Fullback Mike Alstott had a couple of big plays in the first half. He picked up a big first down on a third-and-3 run on the first series of the game. That run put the ball on Atlanta’s 31-yard line. However, the “A-Train’s” biggest run came on the second series of the game on a third-and-1 play when Alstott broke outside and busted off a 17-yard run to Atlanta’s 24-yard line. That run put Alstott over the 5,000-career rushing mark. The Bucs would end up kicking a field goal on that drive. Alstott carried the ball two times for 20 yards in the first half. He caught two passes for 4 yards. Alstott touched the ball one time in the second half.
The Bucs rushed 29 times for 80 yards (2.8 avg.) vs. the Falcons.
Tampa Bay’s receivers had a quiet first half. In fact, Joey Galloway caught the first pass of any Bucs receiver Sunday. That catch didn’t come until midway through the second quarter, but it was big as Galloway gained 22 yards on the third-and-5 play. But two plays later, Galloway dropped a pass from Gradkowski that would have gone for a 10-yard gain. The speedy receiver reaped the benefits of Atlanta’s prevent defense late in the fourth quarter by hauling in some passes from Rattay. He helped the offense get down near the goal line, but the Bucs couldn’t put the ball in. Galloway finished the game with five catches for 64 yards.

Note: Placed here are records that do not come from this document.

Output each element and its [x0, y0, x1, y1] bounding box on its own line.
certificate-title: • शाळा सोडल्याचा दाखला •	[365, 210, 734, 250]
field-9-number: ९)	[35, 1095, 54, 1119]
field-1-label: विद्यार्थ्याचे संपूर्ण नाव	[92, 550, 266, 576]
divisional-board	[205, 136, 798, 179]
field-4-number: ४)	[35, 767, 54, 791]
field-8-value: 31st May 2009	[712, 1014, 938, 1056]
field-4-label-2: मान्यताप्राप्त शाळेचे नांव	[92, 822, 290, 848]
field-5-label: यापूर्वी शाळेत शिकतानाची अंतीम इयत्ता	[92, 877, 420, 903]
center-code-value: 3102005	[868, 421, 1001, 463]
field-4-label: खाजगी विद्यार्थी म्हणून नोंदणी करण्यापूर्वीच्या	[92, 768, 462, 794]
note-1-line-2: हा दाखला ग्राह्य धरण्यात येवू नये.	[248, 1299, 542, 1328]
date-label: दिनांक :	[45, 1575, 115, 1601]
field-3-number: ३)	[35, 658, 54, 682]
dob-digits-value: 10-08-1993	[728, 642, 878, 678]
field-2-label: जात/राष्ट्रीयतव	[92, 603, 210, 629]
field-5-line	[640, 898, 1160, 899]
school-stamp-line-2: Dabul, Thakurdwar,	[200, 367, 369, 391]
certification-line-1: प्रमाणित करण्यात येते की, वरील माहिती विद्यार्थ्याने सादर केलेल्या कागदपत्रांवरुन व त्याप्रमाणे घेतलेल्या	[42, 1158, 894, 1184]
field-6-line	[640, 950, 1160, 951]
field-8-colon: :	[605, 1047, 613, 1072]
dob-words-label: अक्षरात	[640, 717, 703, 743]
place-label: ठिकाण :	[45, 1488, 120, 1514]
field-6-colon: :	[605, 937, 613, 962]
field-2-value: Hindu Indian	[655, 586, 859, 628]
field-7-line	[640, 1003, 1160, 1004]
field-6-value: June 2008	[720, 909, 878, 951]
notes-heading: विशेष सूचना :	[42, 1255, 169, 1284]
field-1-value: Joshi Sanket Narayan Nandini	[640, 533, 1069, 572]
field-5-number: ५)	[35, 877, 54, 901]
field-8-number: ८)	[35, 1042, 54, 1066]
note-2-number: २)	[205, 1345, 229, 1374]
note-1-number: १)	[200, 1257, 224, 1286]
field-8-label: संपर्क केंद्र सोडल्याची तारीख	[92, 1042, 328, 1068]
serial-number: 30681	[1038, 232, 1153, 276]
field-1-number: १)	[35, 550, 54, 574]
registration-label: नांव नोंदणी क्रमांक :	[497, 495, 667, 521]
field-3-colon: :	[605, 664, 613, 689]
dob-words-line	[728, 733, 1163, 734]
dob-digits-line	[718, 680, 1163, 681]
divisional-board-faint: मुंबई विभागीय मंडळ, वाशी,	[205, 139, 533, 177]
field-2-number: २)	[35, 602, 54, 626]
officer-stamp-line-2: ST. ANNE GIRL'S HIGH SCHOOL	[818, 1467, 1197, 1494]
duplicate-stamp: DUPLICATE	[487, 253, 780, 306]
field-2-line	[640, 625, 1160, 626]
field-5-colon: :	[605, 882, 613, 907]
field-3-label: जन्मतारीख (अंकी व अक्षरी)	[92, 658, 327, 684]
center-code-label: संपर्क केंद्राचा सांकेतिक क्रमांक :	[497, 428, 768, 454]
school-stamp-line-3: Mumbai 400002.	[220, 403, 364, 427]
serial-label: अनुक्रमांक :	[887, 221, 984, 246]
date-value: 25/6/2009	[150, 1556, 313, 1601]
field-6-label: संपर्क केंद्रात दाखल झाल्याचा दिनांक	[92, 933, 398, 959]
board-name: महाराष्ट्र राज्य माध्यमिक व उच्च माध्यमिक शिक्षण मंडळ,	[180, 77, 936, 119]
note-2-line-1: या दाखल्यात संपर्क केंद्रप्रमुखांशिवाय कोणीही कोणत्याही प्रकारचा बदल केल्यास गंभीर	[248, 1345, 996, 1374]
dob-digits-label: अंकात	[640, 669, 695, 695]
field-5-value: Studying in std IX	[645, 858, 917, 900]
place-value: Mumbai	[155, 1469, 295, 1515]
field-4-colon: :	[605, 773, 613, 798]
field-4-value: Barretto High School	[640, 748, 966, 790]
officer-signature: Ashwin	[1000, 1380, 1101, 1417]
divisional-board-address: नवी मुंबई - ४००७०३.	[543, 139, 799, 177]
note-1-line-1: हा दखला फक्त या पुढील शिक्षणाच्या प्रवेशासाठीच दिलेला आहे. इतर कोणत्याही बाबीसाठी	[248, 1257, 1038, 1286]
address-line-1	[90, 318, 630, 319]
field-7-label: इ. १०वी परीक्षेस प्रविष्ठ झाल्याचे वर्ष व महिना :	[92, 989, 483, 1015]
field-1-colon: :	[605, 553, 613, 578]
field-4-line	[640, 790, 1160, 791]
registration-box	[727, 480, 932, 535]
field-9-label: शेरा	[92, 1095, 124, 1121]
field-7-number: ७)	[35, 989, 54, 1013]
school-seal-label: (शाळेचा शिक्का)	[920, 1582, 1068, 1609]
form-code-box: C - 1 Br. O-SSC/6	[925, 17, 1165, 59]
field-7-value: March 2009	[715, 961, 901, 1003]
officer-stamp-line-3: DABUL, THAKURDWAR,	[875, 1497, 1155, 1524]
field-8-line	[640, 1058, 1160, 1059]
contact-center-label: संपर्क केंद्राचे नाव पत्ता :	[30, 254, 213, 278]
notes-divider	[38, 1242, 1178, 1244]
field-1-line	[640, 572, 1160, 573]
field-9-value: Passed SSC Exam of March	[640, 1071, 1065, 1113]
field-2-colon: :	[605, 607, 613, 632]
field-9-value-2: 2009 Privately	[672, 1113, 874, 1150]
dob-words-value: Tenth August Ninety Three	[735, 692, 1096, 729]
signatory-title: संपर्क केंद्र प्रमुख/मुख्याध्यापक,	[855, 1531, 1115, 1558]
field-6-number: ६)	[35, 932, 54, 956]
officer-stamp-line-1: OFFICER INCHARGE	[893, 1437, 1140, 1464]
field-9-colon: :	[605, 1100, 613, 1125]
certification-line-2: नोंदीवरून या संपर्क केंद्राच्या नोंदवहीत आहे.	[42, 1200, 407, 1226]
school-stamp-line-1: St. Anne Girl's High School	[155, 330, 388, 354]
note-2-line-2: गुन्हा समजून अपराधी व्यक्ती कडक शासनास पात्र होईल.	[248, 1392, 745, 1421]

Bucs WR Ike Hilliard picked up 13 yards on a pass thrown to him in the flat at the beginning of the third quarter. Hilliard caught four passes for 32 yards vs. the Falcons.
Rookie WR Maurice Stovall served as the team’s No. 3 receiver. Despite seeing a significant amount of action, Stovall didn’t catch a pass vs. the Falcons’ 31st-ranked pass defense.
Bucs WR Paris Warren saw a limited amount of playing time and catch one pass for 9 yards.
Although 10 of Tampa Bay’s 15 first downs came via the passing game, the Bucs’ receivers didn’t do enough to get open and make plays vs. Atlanta’s suspect secondary, which was without starting cornerback Jason Webster.
The tight ends spent most of game blocking, and with the exception of Alstott’s 17-yard run, the Bucs didn’t have much success in that area. Tampa Bay’s pass-catching threat, TE Alex Smith, caught two passes for 17 yards and was ineffective. Bucs TE Anthony Becht ran several routes but didn’t have passes thrown his way.
Gradkowski only dropped back to pass 12 times in the first half, and pass protection was adequate. However, this unit, particularly interior offensive linemen Sean Mahan, John Wade and Davin Joseph, didn’t have much success in the trenches. In the third quarter, Bucs rookie right tackle Jeremy Trueblood false started, which put the offense in a third-and-15 situation. With 10 minutes remaining in the third quarter, Bucs left tackle Anthony Davis allowed Falcons defensive end John Abraham to sack Gradkowski, which caused a fumble. Not only did Davis allow the sack and fumble to occur, he fell on the loose ball and failed to recover it, which allowed Falcons linebacker Demorrio Williams to pick up the ball and return it 54 yards for a touchdown. On the next series, Davis was called for a false start, which put the Bucs in a third-and-17 situation. Tampa Bay’s offensive line didn’t play well in the first half, and it completely fell apart in the second half. This unit got physically dominated and failed to open up holes for the running backs. It also failed to give Gradkowski and Rattay a comfortable pocket to pass out of.